Monday 8 August 2011

Chicken Provencale-ish




I threw this dish together for dinner just a few days after the pork belly, red pepper and red onion dish that I wrote up in my last post, and it didn’t occur to me until we sat down and started eating quite how similar it was.  And it it didn’t occur to me in the sense of ‘oh no, I’m repeating myself, how boring have I, and our meals, become?’, but in the sense of a very mildly startling reminder of how much variety you can get from really rather minor variations on the same basic techniques and ingredients.

Okay, so substituting chicken for pork belly is something of a step-shift.  Whatever a step-shift might actually be.  And although both dishes would fall somewhere between the general category headings of ‘casserole’ and ‘pot roast’, this one was cooked quite quickly in a relatively hot oven (and in fact could be done entirely on the stove top), instead of slowly, and in stages.  But still, in terms of differences in what I actually did, really very little changed from one dish to the other.

I can, and will list those differences.  The instructions would read exactly as for (the second) the pork belly dish described here, but:

Use chicken, not pork belly.   By all means joint a whole chicken, but this is one of those dishes where those supermarket packs of mixed thighs and drumsticks come in really handy, and make this a really quick and easy dinner to throw together on getting home from work.  Which is what I did.


Leave the star anise and the vinegar out of the marinade – although, to be honest, either or both could quite happily go back in.
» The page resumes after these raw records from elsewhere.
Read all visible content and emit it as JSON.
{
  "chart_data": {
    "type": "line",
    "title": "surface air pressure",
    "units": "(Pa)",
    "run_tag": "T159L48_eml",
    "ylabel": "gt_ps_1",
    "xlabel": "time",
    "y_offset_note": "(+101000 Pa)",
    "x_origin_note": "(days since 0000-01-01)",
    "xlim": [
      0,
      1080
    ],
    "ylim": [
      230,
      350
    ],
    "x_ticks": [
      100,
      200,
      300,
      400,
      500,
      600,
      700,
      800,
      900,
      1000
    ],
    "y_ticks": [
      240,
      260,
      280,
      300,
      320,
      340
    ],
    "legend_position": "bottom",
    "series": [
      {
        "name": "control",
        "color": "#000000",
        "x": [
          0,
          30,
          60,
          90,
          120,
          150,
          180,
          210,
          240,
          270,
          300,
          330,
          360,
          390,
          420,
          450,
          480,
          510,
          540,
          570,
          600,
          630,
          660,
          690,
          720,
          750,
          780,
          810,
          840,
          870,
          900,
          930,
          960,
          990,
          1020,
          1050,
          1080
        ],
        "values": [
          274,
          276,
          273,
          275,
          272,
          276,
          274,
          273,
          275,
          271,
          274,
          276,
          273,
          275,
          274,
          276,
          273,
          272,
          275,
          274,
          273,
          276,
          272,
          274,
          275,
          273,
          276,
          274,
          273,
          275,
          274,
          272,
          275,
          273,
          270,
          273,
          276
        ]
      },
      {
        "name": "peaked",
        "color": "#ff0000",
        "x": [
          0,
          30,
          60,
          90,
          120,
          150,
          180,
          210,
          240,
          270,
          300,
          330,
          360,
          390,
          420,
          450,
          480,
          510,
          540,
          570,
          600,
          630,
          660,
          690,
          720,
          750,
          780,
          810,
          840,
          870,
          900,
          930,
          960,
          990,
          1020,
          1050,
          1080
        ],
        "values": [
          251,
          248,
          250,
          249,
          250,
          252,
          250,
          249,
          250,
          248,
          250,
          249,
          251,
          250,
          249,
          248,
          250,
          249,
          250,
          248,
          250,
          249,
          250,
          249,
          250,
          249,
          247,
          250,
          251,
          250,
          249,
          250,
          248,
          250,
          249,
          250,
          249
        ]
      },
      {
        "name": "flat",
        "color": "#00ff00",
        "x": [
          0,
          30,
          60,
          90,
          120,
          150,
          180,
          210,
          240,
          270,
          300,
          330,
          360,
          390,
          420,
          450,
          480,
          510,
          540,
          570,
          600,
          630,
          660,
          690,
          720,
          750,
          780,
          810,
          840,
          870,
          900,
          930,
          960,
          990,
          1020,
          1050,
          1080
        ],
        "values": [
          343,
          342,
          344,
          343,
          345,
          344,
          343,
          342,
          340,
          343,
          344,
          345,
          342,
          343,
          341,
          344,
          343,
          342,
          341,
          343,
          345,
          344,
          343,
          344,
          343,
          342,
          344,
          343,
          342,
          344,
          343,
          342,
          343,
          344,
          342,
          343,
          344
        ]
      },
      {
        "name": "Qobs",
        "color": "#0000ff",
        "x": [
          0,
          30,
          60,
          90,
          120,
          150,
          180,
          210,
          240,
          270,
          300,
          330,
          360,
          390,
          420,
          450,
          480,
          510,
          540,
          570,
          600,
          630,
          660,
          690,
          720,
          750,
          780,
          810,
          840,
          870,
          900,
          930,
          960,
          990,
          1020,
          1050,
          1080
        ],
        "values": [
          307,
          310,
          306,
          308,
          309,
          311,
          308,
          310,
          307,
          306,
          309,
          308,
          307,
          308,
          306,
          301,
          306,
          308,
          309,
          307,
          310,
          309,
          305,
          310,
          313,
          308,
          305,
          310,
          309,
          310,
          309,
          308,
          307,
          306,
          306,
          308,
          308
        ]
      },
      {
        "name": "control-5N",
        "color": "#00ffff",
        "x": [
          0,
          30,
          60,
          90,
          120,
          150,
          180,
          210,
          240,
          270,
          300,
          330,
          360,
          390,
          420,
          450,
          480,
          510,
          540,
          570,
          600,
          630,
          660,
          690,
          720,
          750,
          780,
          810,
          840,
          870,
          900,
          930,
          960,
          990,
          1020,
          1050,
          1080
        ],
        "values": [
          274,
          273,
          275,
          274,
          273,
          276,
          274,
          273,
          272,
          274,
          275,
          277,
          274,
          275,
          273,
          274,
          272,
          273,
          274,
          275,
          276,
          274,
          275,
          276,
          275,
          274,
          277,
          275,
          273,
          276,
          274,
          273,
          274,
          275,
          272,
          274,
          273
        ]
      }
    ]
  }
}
Particularly, I would suggest the vinegar, although I’d be inclined to reduce the quantity, probably by about half, as you don’t have the fattiness of the pork belly for it to cut through.  Throw in a bayleaf or two instead.


Turn the oven up.  By all means you can do this low and slow, but it won’t make the same difference to the final outcome as it would with the pork belly, and in the same spirit as above, of making this dish something quick and easy, 45 minutes at 200 will be fine, and means you can roast some potatoes to serve alongside at the same time.  If you didn’t want to roast potatoes, it would cook just as well, in about the same time, on the stove top.  Lid on in both cases, of course.


Add two or three good big tomatoes - halved or even quartered if they’re really good and big.  Chuck these in about half way through.  The tomatoes, along with the other veg and juices from the chicken should produce enough of a sauce, but by all means add a splash of white wine if you feel you need to.  Just a splash mind.  And as you have tomato, you rerally may as well add basil.  Just tear a bunch of leaves and scatter them over just before you serve.


The fact that essentially you’re not cooking your chicken in a booze based sauce is one of the key features that distinguishes this dish from the ‘poulet basquish’ dish I’ve done before, in that case cooked in cider.  Otherwise, of course, the two dishes have much in common, as with the pork belly though, the small changes make a big difference.  The tomato and basil, combined with the pepper and onion, give this version a distinctly Provencale taste, at least to my mind.  Provencale-ish, perhaps.  Although I didn’t, you could certainly throw in a handful of black olives if you felt like it, for even more of a taste of the Med.  And crack open a bottle of Rose to drink with it, which we did.  Ah, summer!